Unsupervised Learning Approach for Robust Monitoring of Carbon Dioxide Plume in the Subsurface

An accurate knowledge of the location, content and movement of the injected CO2 is crucial for risk management at a geological CO2-storage complex. This work presents an unsupervised-learning-based methods that facilitate robust monitoring of the subsurface CO2 plume. Such an approach adapts and scales based on the data without requiring an assumption of the geophysical model. The data-processing workflow was applied to the cross-well tomography data from the SECARB Cranfield carbon geo-sequestration project. The workflow for CO2 visualization incorporates feature extraction, feature selection, and two-level clustering. The multi-level clustering approach was developed to account for data imbalance due to the absence of CO2 in the large portion of the imaged reservoir. The multi-level clustering differentiates the CO2-bearing regions into regions containing negligible, low, medium, and high CO2 content. Overall, the CO2 monitoring achieved a silhouette score, Calinski-Harabasz index, and Davies-Bouldin index of 0.74, 59656, and 0.32, which confirms the high quality and reliability of the unsupervised spatial monitoring of CO2. The robustness of the qualitative levels of CO2 content assigned by the unsupervised approach is confirmed by high adjusted-Rand and homogeneity scores among various distinct approaches.

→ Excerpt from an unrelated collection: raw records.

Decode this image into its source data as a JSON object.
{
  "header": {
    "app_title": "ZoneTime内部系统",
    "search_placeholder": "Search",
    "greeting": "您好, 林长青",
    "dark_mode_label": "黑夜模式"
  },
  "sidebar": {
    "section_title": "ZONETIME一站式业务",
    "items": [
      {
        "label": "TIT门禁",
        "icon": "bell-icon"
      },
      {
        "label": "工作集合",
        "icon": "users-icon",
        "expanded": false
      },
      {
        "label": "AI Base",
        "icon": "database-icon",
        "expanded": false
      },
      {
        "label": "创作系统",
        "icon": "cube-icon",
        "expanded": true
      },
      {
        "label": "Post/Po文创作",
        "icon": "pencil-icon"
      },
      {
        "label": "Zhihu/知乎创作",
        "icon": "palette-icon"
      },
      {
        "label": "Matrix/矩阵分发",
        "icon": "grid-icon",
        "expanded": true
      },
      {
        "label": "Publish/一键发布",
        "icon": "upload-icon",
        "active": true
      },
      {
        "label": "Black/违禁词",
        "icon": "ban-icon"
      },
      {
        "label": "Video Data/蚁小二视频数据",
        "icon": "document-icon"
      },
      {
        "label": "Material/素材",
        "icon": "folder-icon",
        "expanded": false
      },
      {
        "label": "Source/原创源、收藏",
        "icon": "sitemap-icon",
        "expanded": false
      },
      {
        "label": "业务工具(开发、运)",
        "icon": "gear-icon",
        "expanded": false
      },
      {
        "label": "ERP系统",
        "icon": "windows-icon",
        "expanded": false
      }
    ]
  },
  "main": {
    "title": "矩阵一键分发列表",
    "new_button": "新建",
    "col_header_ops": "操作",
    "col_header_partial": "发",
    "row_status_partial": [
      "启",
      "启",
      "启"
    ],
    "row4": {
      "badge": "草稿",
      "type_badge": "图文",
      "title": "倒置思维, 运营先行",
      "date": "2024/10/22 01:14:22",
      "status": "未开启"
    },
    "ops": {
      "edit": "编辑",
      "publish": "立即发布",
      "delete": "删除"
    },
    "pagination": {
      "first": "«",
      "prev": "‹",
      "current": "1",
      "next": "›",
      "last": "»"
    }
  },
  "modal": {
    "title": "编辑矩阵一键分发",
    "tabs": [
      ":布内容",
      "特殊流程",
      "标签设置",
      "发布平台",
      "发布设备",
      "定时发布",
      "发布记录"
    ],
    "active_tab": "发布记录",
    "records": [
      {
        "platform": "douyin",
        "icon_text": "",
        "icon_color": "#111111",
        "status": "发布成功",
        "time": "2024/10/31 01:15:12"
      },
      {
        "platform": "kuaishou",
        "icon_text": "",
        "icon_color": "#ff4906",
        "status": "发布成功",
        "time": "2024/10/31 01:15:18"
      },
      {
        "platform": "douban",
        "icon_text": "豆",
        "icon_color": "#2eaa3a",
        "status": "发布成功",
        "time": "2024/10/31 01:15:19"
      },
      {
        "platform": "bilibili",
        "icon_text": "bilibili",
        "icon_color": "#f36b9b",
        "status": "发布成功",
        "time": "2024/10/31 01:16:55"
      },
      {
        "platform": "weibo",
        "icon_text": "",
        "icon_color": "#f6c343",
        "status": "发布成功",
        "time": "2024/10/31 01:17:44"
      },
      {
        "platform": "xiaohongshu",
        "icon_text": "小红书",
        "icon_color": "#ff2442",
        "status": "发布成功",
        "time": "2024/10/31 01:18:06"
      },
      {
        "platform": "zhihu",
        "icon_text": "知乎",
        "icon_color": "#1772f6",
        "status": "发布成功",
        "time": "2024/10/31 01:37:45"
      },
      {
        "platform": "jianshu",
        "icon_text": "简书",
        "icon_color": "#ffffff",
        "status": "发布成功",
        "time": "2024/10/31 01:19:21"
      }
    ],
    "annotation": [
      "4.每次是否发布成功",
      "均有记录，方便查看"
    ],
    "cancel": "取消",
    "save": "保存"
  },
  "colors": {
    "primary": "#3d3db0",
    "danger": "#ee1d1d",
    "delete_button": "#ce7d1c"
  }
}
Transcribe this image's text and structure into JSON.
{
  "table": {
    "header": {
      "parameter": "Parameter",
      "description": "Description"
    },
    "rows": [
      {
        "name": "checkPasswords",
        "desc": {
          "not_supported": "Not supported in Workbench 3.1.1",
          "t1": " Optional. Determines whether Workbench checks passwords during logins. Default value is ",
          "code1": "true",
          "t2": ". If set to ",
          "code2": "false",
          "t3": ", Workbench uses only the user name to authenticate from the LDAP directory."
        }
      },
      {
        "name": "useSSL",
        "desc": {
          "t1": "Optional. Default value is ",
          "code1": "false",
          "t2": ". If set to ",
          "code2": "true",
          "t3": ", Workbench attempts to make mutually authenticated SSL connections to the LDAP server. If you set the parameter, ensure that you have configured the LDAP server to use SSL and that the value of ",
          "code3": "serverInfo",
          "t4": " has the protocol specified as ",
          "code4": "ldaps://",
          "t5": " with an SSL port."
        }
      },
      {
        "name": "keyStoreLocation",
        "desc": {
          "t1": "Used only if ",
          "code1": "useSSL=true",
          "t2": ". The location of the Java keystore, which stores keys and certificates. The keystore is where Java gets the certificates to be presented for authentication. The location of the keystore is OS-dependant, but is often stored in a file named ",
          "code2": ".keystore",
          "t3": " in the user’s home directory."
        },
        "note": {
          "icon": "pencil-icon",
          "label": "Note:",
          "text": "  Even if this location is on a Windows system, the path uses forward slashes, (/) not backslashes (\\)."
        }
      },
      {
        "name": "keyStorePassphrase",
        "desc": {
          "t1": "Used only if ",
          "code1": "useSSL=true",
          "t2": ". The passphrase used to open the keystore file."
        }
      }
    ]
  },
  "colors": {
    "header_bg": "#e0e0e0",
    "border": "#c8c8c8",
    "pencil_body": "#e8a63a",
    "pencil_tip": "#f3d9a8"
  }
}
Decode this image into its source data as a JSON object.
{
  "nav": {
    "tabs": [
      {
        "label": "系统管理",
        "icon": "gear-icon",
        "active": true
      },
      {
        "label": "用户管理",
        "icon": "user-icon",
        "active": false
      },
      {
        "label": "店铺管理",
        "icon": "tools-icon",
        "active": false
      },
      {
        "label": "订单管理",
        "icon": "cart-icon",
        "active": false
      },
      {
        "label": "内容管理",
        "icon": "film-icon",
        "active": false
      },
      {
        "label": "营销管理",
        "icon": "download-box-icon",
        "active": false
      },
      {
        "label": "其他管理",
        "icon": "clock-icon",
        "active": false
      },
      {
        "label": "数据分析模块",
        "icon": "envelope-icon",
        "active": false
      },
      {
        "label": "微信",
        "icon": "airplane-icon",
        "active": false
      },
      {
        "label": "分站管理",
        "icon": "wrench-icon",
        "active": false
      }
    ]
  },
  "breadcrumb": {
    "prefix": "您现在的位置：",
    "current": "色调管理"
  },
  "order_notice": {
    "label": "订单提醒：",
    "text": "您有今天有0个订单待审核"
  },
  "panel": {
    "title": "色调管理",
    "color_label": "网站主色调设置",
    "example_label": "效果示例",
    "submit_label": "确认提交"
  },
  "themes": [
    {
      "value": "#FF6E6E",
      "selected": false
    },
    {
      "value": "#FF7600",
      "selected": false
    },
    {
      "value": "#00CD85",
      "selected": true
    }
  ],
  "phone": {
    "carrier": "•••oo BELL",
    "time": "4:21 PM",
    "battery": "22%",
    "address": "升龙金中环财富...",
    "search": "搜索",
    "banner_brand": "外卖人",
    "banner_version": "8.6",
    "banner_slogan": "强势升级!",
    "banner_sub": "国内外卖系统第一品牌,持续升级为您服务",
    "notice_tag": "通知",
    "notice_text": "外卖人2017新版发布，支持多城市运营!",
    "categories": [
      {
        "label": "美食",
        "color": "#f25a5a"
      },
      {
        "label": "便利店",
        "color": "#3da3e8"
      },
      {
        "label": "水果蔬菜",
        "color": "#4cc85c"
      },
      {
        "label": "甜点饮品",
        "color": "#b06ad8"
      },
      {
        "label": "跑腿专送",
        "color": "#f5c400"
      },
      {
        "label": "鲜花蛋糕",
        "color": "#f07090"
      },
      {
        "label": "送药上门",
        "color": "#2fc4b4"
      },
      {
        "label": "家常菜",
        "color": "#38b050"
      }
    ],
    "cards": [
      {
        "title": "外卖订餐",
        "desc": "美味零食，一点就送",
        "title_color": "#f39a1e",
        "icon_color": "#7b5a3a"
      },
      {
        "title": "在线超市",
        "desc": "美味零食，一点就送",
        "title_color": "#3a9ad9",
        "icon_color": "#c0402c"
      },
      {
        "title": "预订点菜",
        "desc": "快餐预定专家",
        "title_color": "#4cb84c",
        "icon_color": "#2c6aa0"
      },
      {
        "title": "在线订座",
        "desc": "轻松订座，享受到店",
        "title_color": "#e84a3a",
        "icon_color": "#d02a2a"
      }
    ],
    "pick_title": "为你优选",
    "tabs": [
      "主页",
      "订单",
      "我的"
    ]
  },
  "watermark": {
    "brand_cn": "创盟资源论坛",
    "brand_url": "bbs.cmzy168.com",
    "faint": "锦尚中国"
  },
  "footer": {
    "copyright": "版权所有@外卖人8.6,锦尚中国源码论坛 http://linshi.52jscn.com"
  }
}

Four statistical tests, namely F-test, mutual information, Tukeys HSD, and boxplot analysis, were performed to determine new geophysical signatures are discovered that are suitable for detecting CO2 presence and content. Further, we find certain geophysical signatures, such as Fourier transform and wavelet transform, to be highly relevant and informative indicators of the spatial distribution of CO2 content. The use of unsupervised learning provides a fast, data-driven, qualitative approximation of CO2 content, distribution, and presence, which serves as a substitute to rock-physics models that have inherent parametric and geophysical assumptions.